Raihn strung up with silver chains against the wall of the castle. His wings were out and nailed through, blood clumping in the elegant feathers. Blood spattered his face and smeared his once-fine clothing. His hair was free around his face, clinging to his skin.

He’d fought like hell. One look at him told me that. Drugged or no.

I crashed back to the earth with staggering force. Suddenly, looking at Raihn like this, I did not feel powerful, despite the trail of bodies I’d left in my wake or the sword in my hand or the Nightfire at my fingertips. I did not feel powerful at all.

He gave me a weak, lopsided smile.

“I can’t possibly look that bad.”

I sheathed the blade at my side and strode across the balcony. Up close he looked even worse—some of the chains were screwed right through his skin.

I swore under my breath.

They were going to let him burn. Let the dawn kill him, slowly, right in front of all of Sivrinaj. The most humiliating way for a vampire to die. In Simon’s mind, he wasn’t even worthy of a real execution. Executions were for threats.

“Cairis,” Raihn rasped. “It was Cairis. The traitor. Can you fucking believe that?”

Then he laughed, like something about this was hysterically funny.

“Don’t do that,” I snapped.

I heard voices in the distance. Many of them.

Shit.

My attack wasn’t exactly subtle. They’d be coming for me. Coming for Raihn.

He heard it too, his head tilted towards the noise. Then back to me.

“This is going to hurt,” I muttered. I didn’t have time to be gentle. I yanked the first chain free from his wrist, a fresh spurt of blood dribbling down his arm.

“You can leave me,” he said. “I’ll be alright.”

I laughed. It was an ugly sound. “Like hell you will.”

“You’re hurt, Oraya. There will be a lot of them.”

No joking anymore. No cocky remarks.

Raihn was right. I was injured. Probably badly. Now that the adrenaline faded, everything hurt. I tried not to think about it, but I was getting dizzy.

A lump rose in my throat.

“I already came this far,” I muttered, moving faster as I grabbed another chain and pulled it. One wing slumped down, pain spasming across his face at the extra weight yanking on his other side.

The voices were getting louder. Fuck.

I pulled away the second chain on his left arm, freeing it.

“Here. You’ve got an arm now. Help me,” I spat, moving to the other wing.

He did, wincing as he tugged against his right side.

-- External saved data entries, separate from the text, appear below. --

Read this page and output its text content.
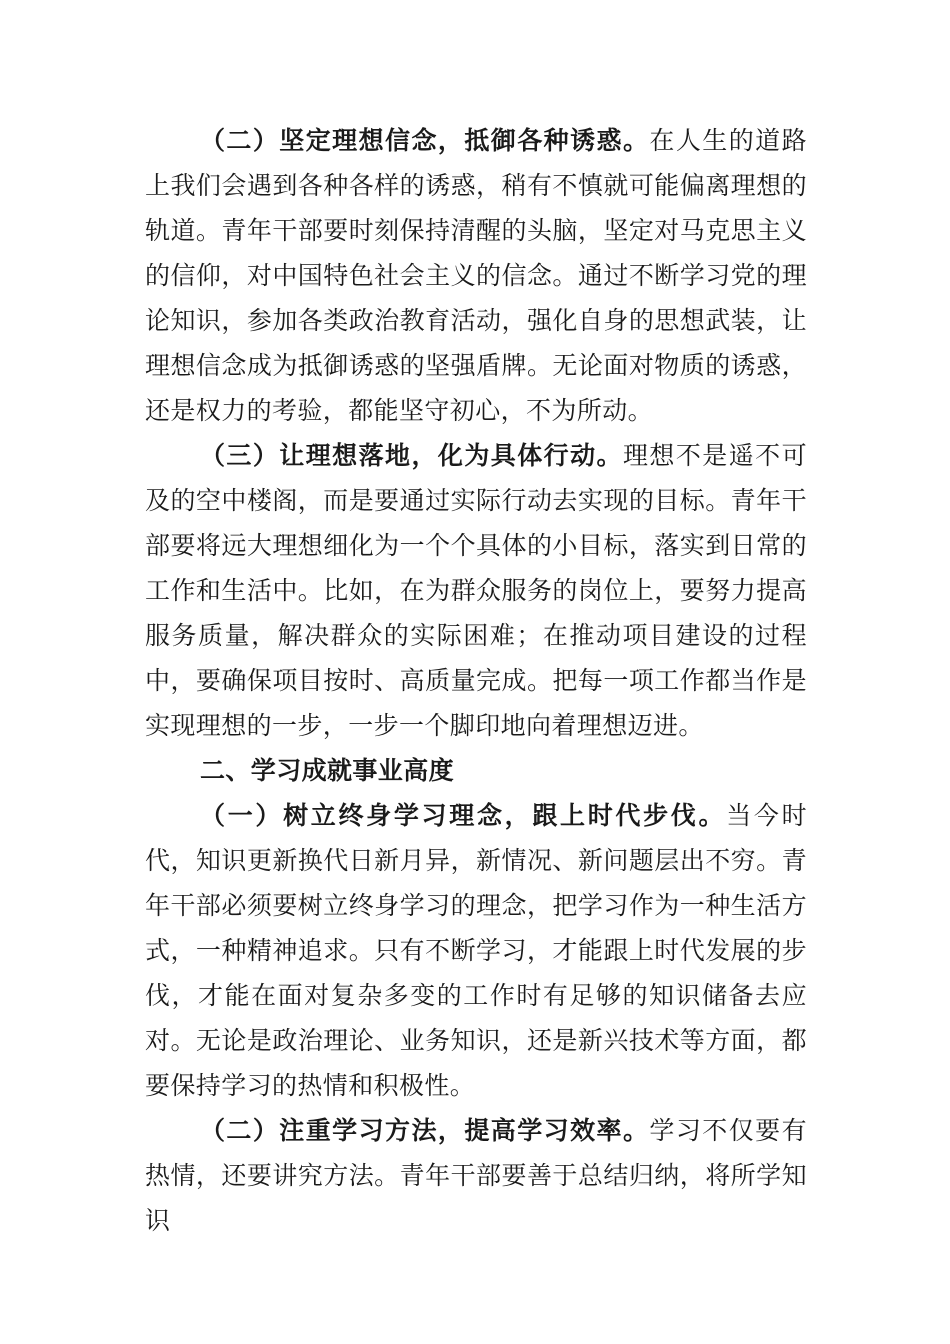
（二）坚定理想信念，抵御各种诱惑。在人生的道路上我们会遇到各种各样的诱惑，稍有不慎就可能偏离理想的轨道。青年干部要时刻保持清醒的头脑，坚定对马克思主义的信仰，对中国特色社会主义的信念。通过不断学习党的理论知识，参加各类政治教育活动，强化自身的思想武装，让理想信念成为抵御诱惑的坚强盾牌。无论面对物质的诱惑，还是权力的考验，都能坚守初心，不为所动。

（三）让理想落地，化为具体行动。理想不是遥不可及的空中楼阁，而是要通过实际行动去实现的目标。青年干部要将远大理想细化为一个个具体的小目标，落实到日常的工作和生活中。比如，在为群众服务的岗位上，要努力提高服务质量，解决群众的实际困难；在推动项目建设的过程中，要确保项目按时、高质量完成。把每一项工作都当作是实现理想的一步，一步一个脚印地向着理想迈进。

二、学习成就事业高度

（一）树立终身学习理念，跟上时代步伐。当今时代，知识更新换代日新月异，新情况、新问题层出不穷。青年干部必须要树立终身学习的理念，把学习作为一种生活方式，一种精神追求。只有不断学习，才能跟上时代发展的步伐，才能在面对复杂多变的工作时有足够的知识储备去应对。无论是政治理论、业务知识，还是新兴技术等方面，都要保持学习的热情和积极性。

（二）注重学习方法，提高学习效率。学习不仅要有热情，还要讲究方法。青年干部要善于总结归纳，将所学知识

The voices were on this floor now, or closer.

“Hurry,” I said.

“Oraya—”

“Don’t you dare tell me to leave,” I spat. “We don’t have time for that.”

Only his ankles left now. Both wings were free, and both arms. I dropped to my knees to get one ankle while he reached for the other.

Goddess, we had seconds. Less.

“Oraya.”

I didn’t look up. “What?”

CLANG, as metal fell to the ground.

“Why did you come for me?”

I paused for a split second we didn’t have.

I didn’t even ask myself that question. I didn’t want to look too hard at the answer, a confusing knot in my chest.

“We don’t have time for this.” I yanked his final restraint free with one last clatter.

I stood, and Raihn tried to take a step forward only to slump against me. I nearly caved beneath his weight.

Over his shoulder, I watched a flood of Rishan and Bloodborn soldiers pour around the corner. More than I could fight in this state, even with the Taker of Hearts at my side.

Raihn noticed them too, then stumbled to the railing.

I looked at his wings, broken and useless. At his injuries. Down at the drop below. At the soldiers.

Then, finally, at his face.

He was bathed in pink gold as the sun crested the horizon, making his eyes gleam like dark rubies. The right side of his face was already starting to blister under the force of the sun. His hair was so red beneath the dawn—redder than I’d ever realized it was, closer to human blood than vampire.

An arrow whizzed by his head.

As the first soldiers breached the doorway, I grabbed Raihn and held him close.

“You are so impossibly beautiful,” he murmured in my ear.

And then I spread my wings, and we hurled ourselves over the edge of the balcony.